Wickford Tales


When Saunderstown, five miles south of Wickford, had its only baggage communication with the outside world through Wickford, and when the LaFarges had come there to live, Mrs. Grant LaFarge, a most charming gentlewoman, had occasion to ask Mr. Weaver to hold a trunk till she could send for it. She wrote him a courteous note, signing it “Florence LaFarge.” Mr. Weaver, not to be outdone, wrote her he would hold the trunk, and signed himself “Clarence LaWeaver.”

The train, after leaving the landing and stopping at Wickford, proceeded at leisure, stopping twice more before it reached Wickford Junction.

George Cranston lived not far from the junction and on his shopping days would wait to leave his house to catch the train till he heard the whistle at the Swamptown Crossing. Then he would leg it up the road—he was always in a hurry—his hat firmly on his head, dressed in his red flannel underdrawers, with his coat and shirt on unbuttoned, and his trousers streaming out behind, held to him by his suspenders around his neck. He would button himself up en route, and the men aboard the train, my father among them, would help him along by screaming down the road, “Hurry up, George! We’re going!” Then someone would blow the whistle. Sometimes the conductor would start the train and pretend to go.

George would add speed and always made it. He would put on his trousers on the back platform, pull his hat on more firmly, then come into the car with the air of a Chesterfield, bowing and shaking hands with all the ladies and passing the time of day in a most courtly manner.

It was George who always told me the news of the town when I had been away. I had just returned from honeymooning in Europe when he told me of Willis Fratus’ wedding and of the second railroad station fire. Both happened when I was gone. I remember thinking, as he told me, how tame Europe was—just one big hotel after another—compared to Wickford, where something was always going on.

Willis Fratus was quite a character. For many years he had had a sick wife to whom he was very kind, but he did get bored and he had a roving eye and a great way with the ladies. His conquests were legion, and many a father would gladly have shot him, but Willis was safe—everyone knew of sick Mamie.

Miss Micham, the primary-school teacher, was young and very pretty, and smart, too. Willis fell for her like a ton of bricks, but she would have none of him. Willis was sick with longing. George said he looked and acted worse than Mamie.

Just then poor Mamie died. She had many friends, and George Cranston said he gave her his best funeral as a recompense for her years of suffering.

To everyone’s surprise, Willis, the chief mourner, came to the funeral in a new light grey suit and the biggest, whitest kid gloves George said he had ever seen. Usually his clothes were plain and conservative. That day he seemed very conscious of his gloves and held his hands stiffly, as if he were anxious to keep his gloves clean, which was, of course, just the case.

He wore the same suit and gloves two days later when he married Miss Micham. They were very happy.

George said that the fire at the railroad station started at night too, and, as usual, no one knew the cause.

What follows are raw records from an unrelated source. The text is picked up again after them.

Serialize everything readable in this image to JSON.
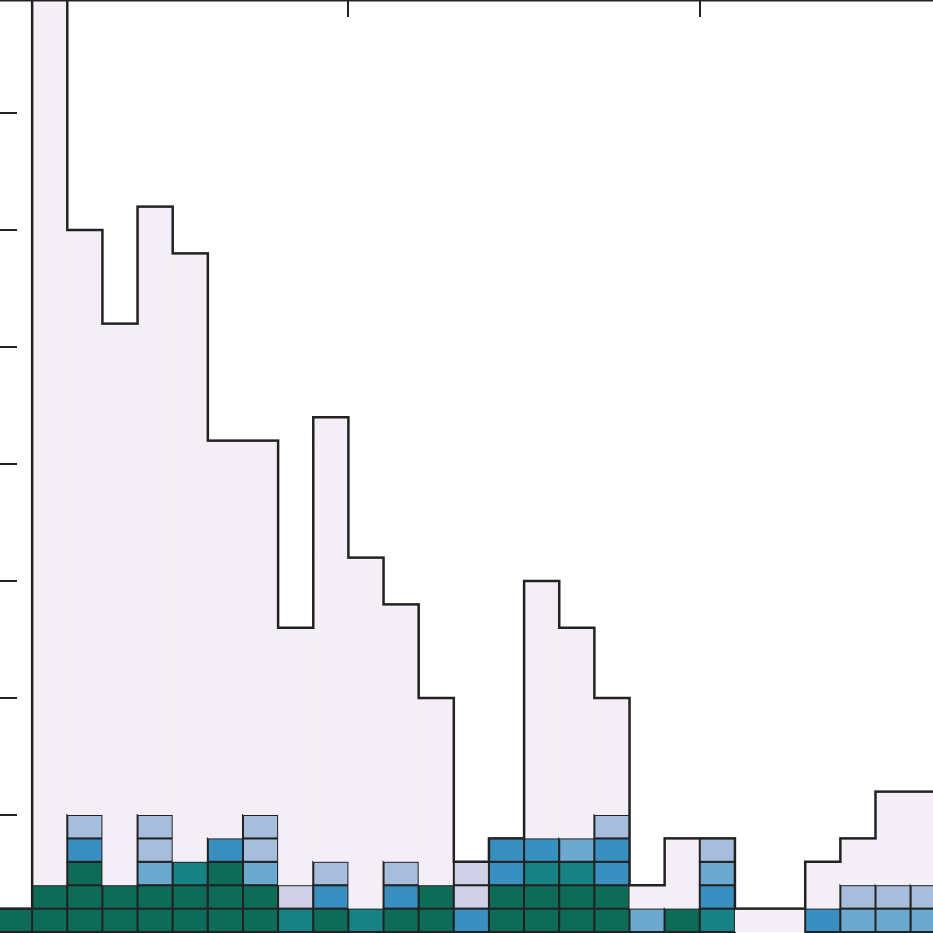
{
  "chart_data": {
    "type": "bar",
    "stacked": true,
    "histogram": true,
    "title": "",
    "xlabel": "",
    "ylabel": "",
    "num_bins": 27,
    "ylim": [
      0,
      40
    ],
    "yticks": [
      5,
      10,
      15,
      20,
      25,
      30,
      35
    ],
    "series": [
      {
        "color": "#0d6b57",
        "values": [
          1,
          2,
          3,
          2,
          2,
          2,
          3,
          2,
          0,
          1,
          0,
          1,
          2,
          0,
          2,
          2,
          2,
          2,
          0,
          1,
          0,
          0,
          0,
          0,
          0,
          0,
          0
        ]
      },
      {
        "color": "#178283",
        "values": [
          0,
          0,
          0,
          0,
          0,
          1,
          0,
          0,
          1,
          0,
          1,
          0,
          0,
          0,
          0,
          1,
          1,
          0,
          0,
          0,
          1,
          0,
          0,
          0,
          0,
          0,
          0
        ]
      },
      {
        "color": "#3a8fc1",
        "values": [
          0,
          0,
          1,
          0,
          0,
          0,
          1,
          0,
          0,
          1,
          0,
          1,
          0,
          1,
          2,
          1,
          0,
          2,
          0,
          0,
          1,
          0,
          0,
          1,
          0,
          0,
          0
        ]
      },
      {
        "color": "#6ca9cf",
        "values": [
          0,
          0,
          0,
          0,
          1,
          0,
          0,
          1,
          0,
          0,
          0,
          0,
          0,
          0,
          0,
          0,
          1,
          0,
          1,
          0,
          1,
          0,
          0,
          0,
          1,
          1,
          1
        ]
      },
      {
        "color": "#a6bddb",
        "values": [
          0,
          0,
          1,
          0,
          2,
          0,
          0,
          2,
          0,
          1,
          0,
          1,
          0,
          0,
          0,
          0,
          0,
          1,
          0,
          0,
          1,
          0,
          0,
          0,
          1,
          1,
          1
        ]
      },
      {
        "color": "#d0d1e6",
        "values": [
          0,
          0,
          0,
          0,
          0,
          0,
          0,
          0,
          1,
          0,
          0,
          0,
          0,
          2,
          0,
          0,
          0,
          0,
          0,
          0,
          0,
          0,
          0,
          0,
          0,
          0,
          0
        ]
      },
      {
        "color": "#f4eef6",
        "values": [
          0,
          38,
          25,
          24,
          26,
          26,
          17,
          16,
          11,
          19,
          15,
          11,
          8,
          0,
          0,
          11,
          9,
          5,
          1,
          3,
          0,
          1,
          1,
          2,
          2,
          4,
          4
        ]
      }
    ]
  }
}
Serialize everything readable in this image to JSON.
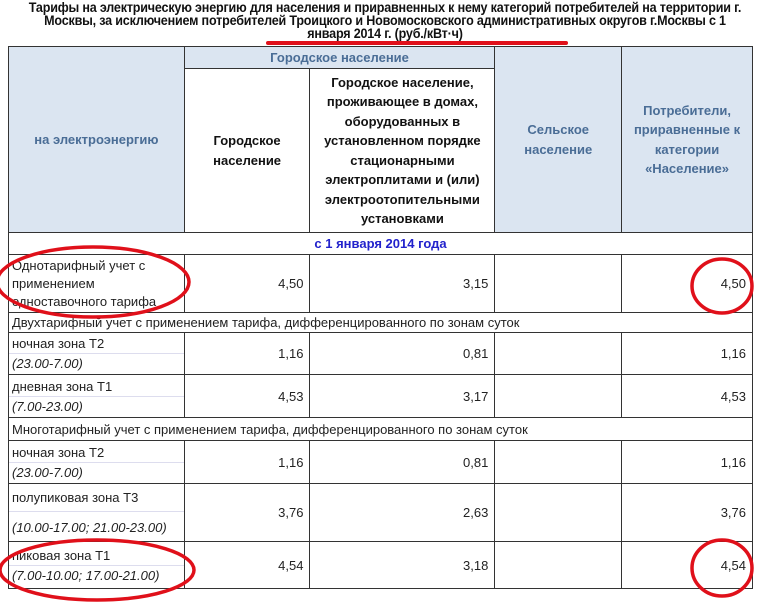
{
  "title": "Тарифы на электрическую энергию для населения и приравненных к нему категорий потребителей на территории г. Москвы, за исключением потребителей Троицкого и Новомосковского административных округов г.Москвы с 1 января 2014 г. (руб./кВт·ч)",
  "header": {
    "col1": "на электроэнергию",
    "group": "Городское население",
    "col2": "Городское население",
    "col3": "Городское население, проживающее в домах, оборудованных в установленном порядке стационарными электроплитами и (или) электроотопительными установками",
    "col4": "Сельское население",
    "col5": "Потребители, приравненные к категории «Население»"
  },
  "date_row": "с 1 января 2014 года",
  "single": {
    "label": "Однотарифный учет с применением одноставочного тарифа",
    "v1": "4,50",
    "v2": "3,15",
    "v3": "",
    "v4": "4,50"
  },
  "two": {
    "section": "Двухтарифный учет с применением тарифа, дифференцированного по зонам суток",
    "rows": [
      {
        "name": "ночная зона Т2",
        "time": "(23.00-7.00)",
        "v1": "1,16",
        "v2": "0,81",
        "v3": "",
        "v4": "1,16"
      },
      {
        "name": "дневная зона Т1",
        "time": "(7.00-23.00)",
        "v1": "4,53",
        "v2": "3,17",
        "v3": "",
        "v4": "4,53"
      }
    ]
  },
  "multi": {
    "section": "Многотарифный учет с применением тарифа, дифференцированного по зонам суток",
    "rows": [
      {
        "name": "ночная зона Т2",
        "time": "(23.00-7.00)",
        "v1": "1,16",
        "v2": "0,81",
        "v3": "",
        "v4": "1,16"
      },
      {
        "name": "полупиковая зона Т3",
        "time": "(10.00-17.00; 21.00-23.00)",
        "v1": "3,76",
        "v2": "2,63",
        "v3": "",
        "v4": "3,76"
      },
      {
        "name": "пиковая зона Т1",
        "time": "(7.00-10.00; 17.00-21.00)",
        "v1": "4,54",
        "v2": "3,18",
        "v3": "",
        "v4": "4,54"
      }
    ]
  },
  "colors": {
    "header_bg": "#dbe5f1",
    "header_text": "#4a6d96",
    "date_text": "#2222cc",
    "annotation": "#e0101a"
  }
}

George had just retired as fire chief, and at the meeting a few days before, Sam Brown had been elected to succeed him.

All the firemen came to the fire with the beautiful new chemical engine which the town had just bought. Just as they got to the fire, Sam Brown, George’s successor, cried out, “Wait, boys, I forgot my chief’s helmet!” He rushed home, and when he returned with it the station was in ruins. The boys had waited.


Cedar Spring Farm, where my family has always lived, is known as the only place in Wickford where there have been three murders.

The first took place when my father was a little boy, just before the Civil War. Our big hay barn with its great wide doors was formerly used as a clam-bake house, and after a good bake and plenty of cider the men used to pitch horseshoes and bet on their prowess. Sometimes, after the womenfolk left or if it was a stag affair, they would fight gamecocks. Cider seemed to make very ugly drunks, and many fights would ensue.

One beautiful Sunday in September, after a gay bake, a man named Perkins was accused of cheating by pushing his horseshoe nearer the stake.

“Let’s lynch him!” they cried.

He ran away from them, and that was the last anyone saw of him for more than a month. Then one day he was found shot to death high up in the crotch of a great oak tree. He must have climbed the tree after his assailant shot him, for his wounds were such that he could not have been shot at that distance from the ground. Who did it, no one ever knew; but the enormous white oak, still standing, has been called “Dead Man’s Oak” ever since.

Dead Man’s Oak is a quarter of a mile down the lane from Cedar Spring itself, and the house and barn, near which the murder must have taken place, are on a hill just above it. The spring never fails, and the water is pure and cold and rushes out of the ground at about fifty gallons a minute. The Indians identified the spring by the cedar grove surrounding it, hence its name. The little stream from it flows into the saltwater cove nearby.